Mikhailov-Ivanov, Mikhail Sil’verstovich

 

Born Nov. 3, 1894, in the village of Raisk, Grodno Province, present-day Ukrainian SSR; died Sept. 27, 1931, in Moscow. Builder of the Soviet economy and party figure; one of the organizers of the machine-building industry. Member of the Communist Party from 1913. Son of a peasant.

Mikhailov-Ivanov worked as a laborer in Odessa from 1908 to 1915, when he moved to Petrograd and joined the agitation group of the Vyborg Committee of the RSDLP. After the February Revolution of 1917 he was a member of the Petrograd Soviet, the St. Petersburg Committee of the RSDLP (Bolshevik), and the Central Council of the Factory and Plant Committees. He was also a delegate to the Sixth Party Congress.

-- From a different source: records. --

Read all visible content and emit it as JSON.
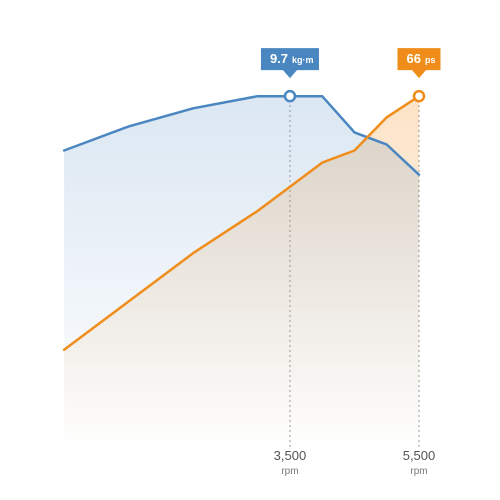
{
  "chart_data": {
    "type": "line",
    "x": [
      0,
      1000,
      2000,
      3000,
      3500,
      4000,
      4500,
      5000,
      5500
    ],
    "xlim": [
      -250,
      5500
    ],
    "series": [
      {
        "key": "torque",
        "color": "#4a86c0",
        "values": [
          0.82,
          0.9,
          0.96,
          1.0,
          1.0,
          1.0,
          0.88,
          0.84,
          0.74
        ]
      },
      {
        "key": "power",
        "color": "#f08d1a",
        "values": [
          0.16,
          0.32,
          0.48,
          0.62,
          0.7,
          0.78,
          0.82,
          0.93,
          1.0
        ]
      }
    ],
    "ylim": [
      0,
      1.1
    ],
    "callouts": [
      {
        "series": "torque",
        "x": 3500,
        "value": "9.7",
        "unit": "kg·m",
        "color": "#4a86c0"
      },
      {
        "series": "power",
        "x": 5500,
        "value": "66",
        "unit": "ps",
        "color": "#f08d1a"
      }
    ],
    "x_ticks": [
      {
        "x": 3500,
        "value": "3,500",
        "unit": "rpm"
      },
      {
        "x": 5500,
        "value": "5,500",
        "unit": "rpm"
      }
    ]
  }
}
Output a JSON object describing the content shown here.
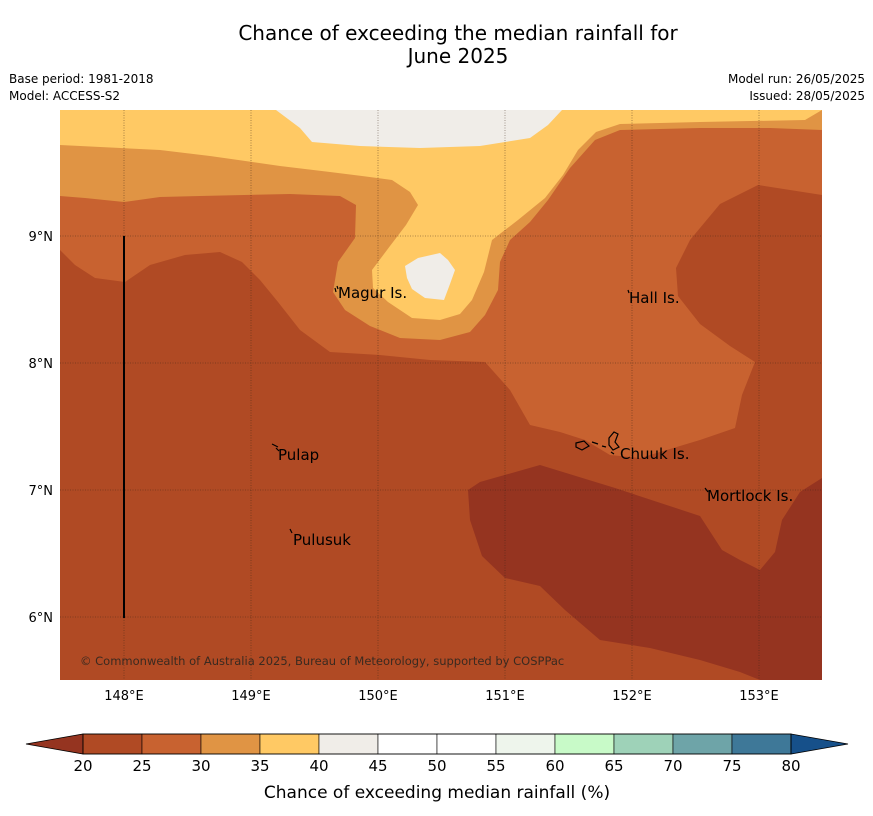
{
  "title_line1": "Chance of exceeding the median rainfall for",
  "title_line2": "June 2025",
  "base_period": "Base period: 1981-2018",
  "model": "Model: ACCESS-S2",
  "model_run": "Model run: 26/05/2025",
  "issued": "Issued: 28/05/2025",
  "copyright": "© Commonwealth of Australia 2025, Bureau of Meteorology, supported by COSPPac",
  "map": {
    "lat_ticks": [
      "9°N",
      "8°N",
      "7°N",
      "6°N"
    ],
    "lon_ticks": [
      "148°E",
      "149°E",
      "150°E",
      "151°E",
      "152°E",
      "153°E"
    ],
    "places": [
      {
        "name": "Magur Is."
      },
      {
        "name": "Hall Is."
      },
      {
        "name": "Pulap"
      },
      {
        "name": "Chuuk Is."
      },
      {
        "name": "Mortlock Is."
      },
      {
        "name": "Pulusuk"
      }
    ],
    "colors": {
      "c20_25": "#953420",
      "c25_30": "#b04a24",
      "c30_35": "#c86230",
      "c35_40": "#e09444",
      "c40_45": "#ffc964",
      "c45_50": "#f0ede8"
    }
  },
  "colorbar": {
    "label": "Chance of exceeding median rainfall (%)",
    "ticks": [
      "20",
      "25",
      "30",
      "35",
      "40",
      "45",
      "50",
      "55",
      "60",
      "65",
      "70",
      "75",
      "80"
    ],
    "low_extend_color": "#953420",
    "high_extend_color": "#16508a",
    "colors": [
      "#b04a24",
      "#c86230",
      "#e09444",
      "#ffc964",
      "#f0ede8",
      "#ffffff",
      "#ffffff",
      "#eef5ec",
      "#c8fac8",
      "#9ed2b8",
      "#6ea4a8",
      "#3e7898"
    ]
  }
}
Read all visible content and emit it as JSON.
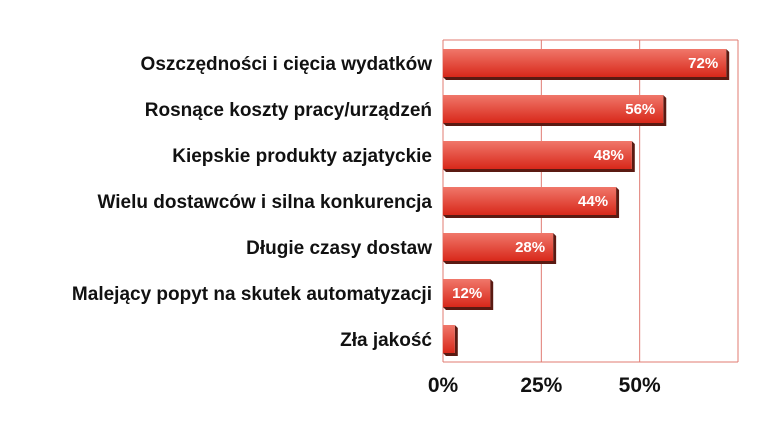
{
  "chart_data": {
    "type": "bar",
    "orientation": "horizontal",
    "categories": [
      "Oszczędności i cięcia wydatków",
      "Rosnące koszty pracy/urządzeń",
      "Kiepskie produkty azjatyckie",
      "Wielu dostawców i silna konkurencja",
      "Długie czasy dostaw",
      "Malejący popyt na skutek automatyzacji",
      "Zła jakość"
    ],
    "values": [
      72,
      56,
      48,
      44,
      28,
      12,
      3
    ],
    "data_labels": [
      "72%",
      "56%",
      "48%",
      "44%",
      "28%",
      "12%",
      ""
    ],
    "xlim": [
      0,
      75
    ],
    "xticks": [
      0,
      25,
      50
    ],
    "xtick_labels": [
      "0%",
      "25%",
      "50%"
    ],
    "grid": true,
    "legend": "none",
    "colors": {
      "bar_top": "#f0776a",
      "bar_bottom": "#d8281a",
      "bar_shadow": "#5a1a12",
      "grid": "#e07b72",
      "text": "#111111"
    }
  }
}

After the October Revolution of 1917 he was one of the leaders of the Council of the Economy of the Northern Region, and in 1918 he was a member of the Council of People’s Commissars of the Ukraine. During the Civil War he did political work among transport workers. Between 1920 and 1930 he headed Petrogubmetall (Petrograd Province Metal Industry Administration) and served as chairman of the Leningrad Machine-building Trust. In 1927 he was elected to the Presidium of the Council of the Economy of the USSR. In 1931 he headed the All-Union Automobile and Tractor Association and was director of the Stalingrad Tractor Plant. He was a delegate to the Ninth, Fifteenth, and Sixteenth Party Congresses and was elected candidate member of the Central Committee of the ACP (Bolshevik) at the Fifteenth and Sixteenth Congresses. He is buried on Red Square at the Kremlin Wall.

REFERENCES

Il’ina, L. “M. S. Mikhailov-Ivanov.” In Geroi Oktiabria, vol. 2. Lenin-grad, 1967.